Quote:
Originally Posted by markksman
Those are already existing employer plans. So I do not get the point. They already breakout employment groups.
Are you saying the big work around to the ACA is to offer group plans to companies and employees? I assumed we all knew that already existed. You seemed to imply that they insurance companies were going to be able to create other groups of healthy people and isolate them out.
Insurance companies don't have to create the groups. They just have to find groups that have lower risk than the exchange pool. Fraternal organizations tend to be younger, especially the professional ones with working/recertification requirements (CFA, CPA, and even AMA are all good candidates to have below exchange rate group policies. On a more local level, the local chambers of commerce with self employed individuals. The NAPA already had negotiated discounted premiums and will be a natural group for a group policy.
One of my recent conversations was about selling/pricing a group policy to Chinese business owners in Flushing (they got some kind of association), who are too small to be required to provide care for their employers but still need coverage for themselves. This is a natural group for a population that's traditionally under-served.

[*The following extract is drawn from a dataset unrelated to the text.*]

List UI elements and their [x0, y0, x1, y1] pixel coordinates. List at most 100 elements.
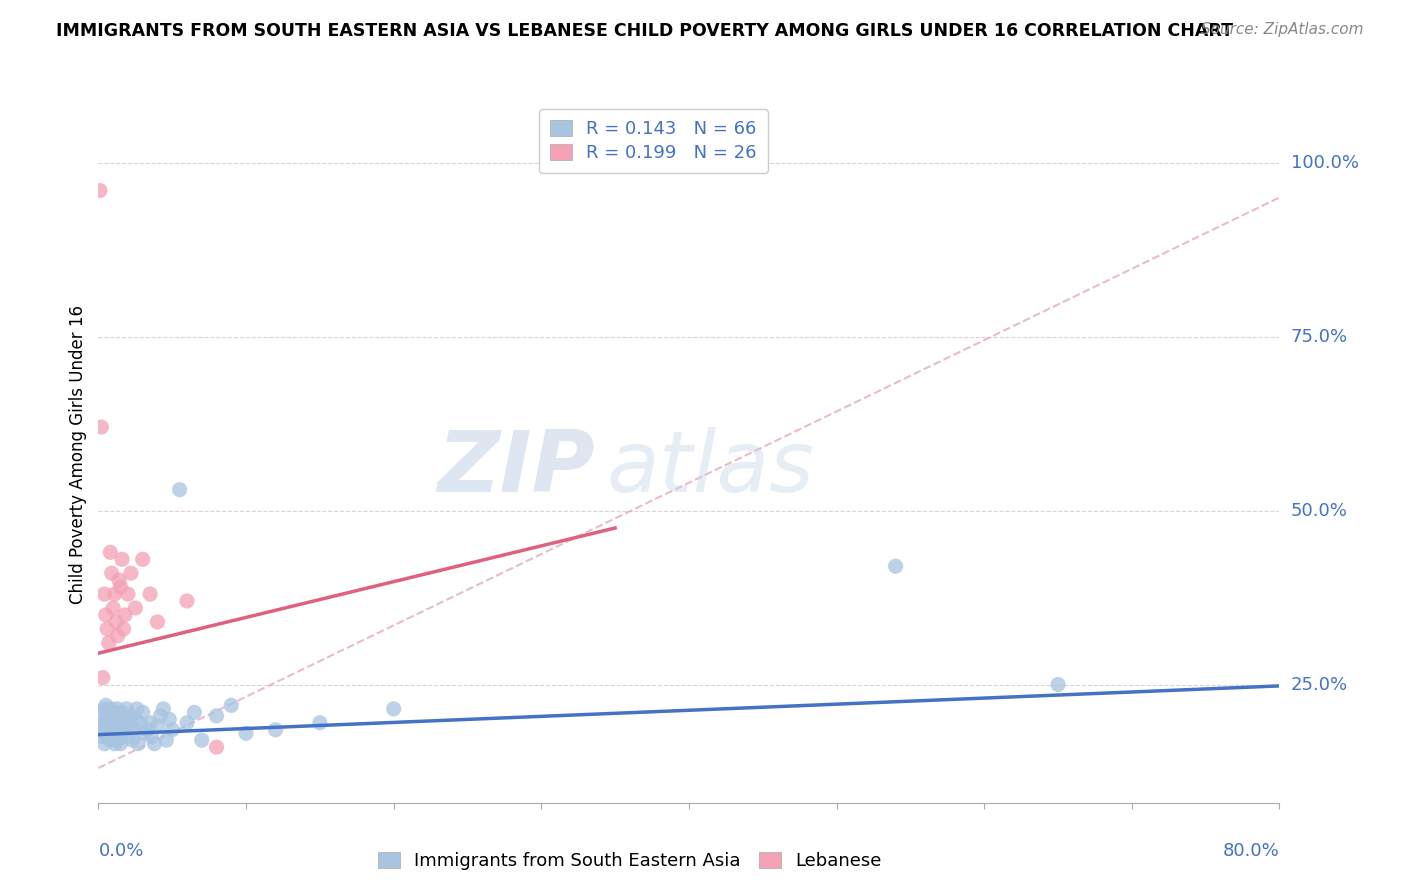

The PPA would be a terrible fit because the barriers to entry are so low. But some kind of association of professional poker players with a requirement that you're active (xxx hands per year or some such thing) would actually be an attractive group due to average age of professional poker players.
Quote:
Originally Posted by markksman
Employer group plans need to be a better value than exchange plans. Also previously most employer group plans did not cover pre existing conditions for six to twelve months if you came from having lapsed coverage.
Lapsed coverage is key term here. They were still required to cover pre-existing conditions, especially ones that you haven't seen the doctor for 6 months.
Before Obamacare: "As long as you aren't trying to rip insurance companies off by signing up only after you get sick, you can get coverage."
Well, provided you aren't too sick to find a group or qualify for some other group insurance.
Last edited by grizy; 11-10-2013 at 04:48 PM.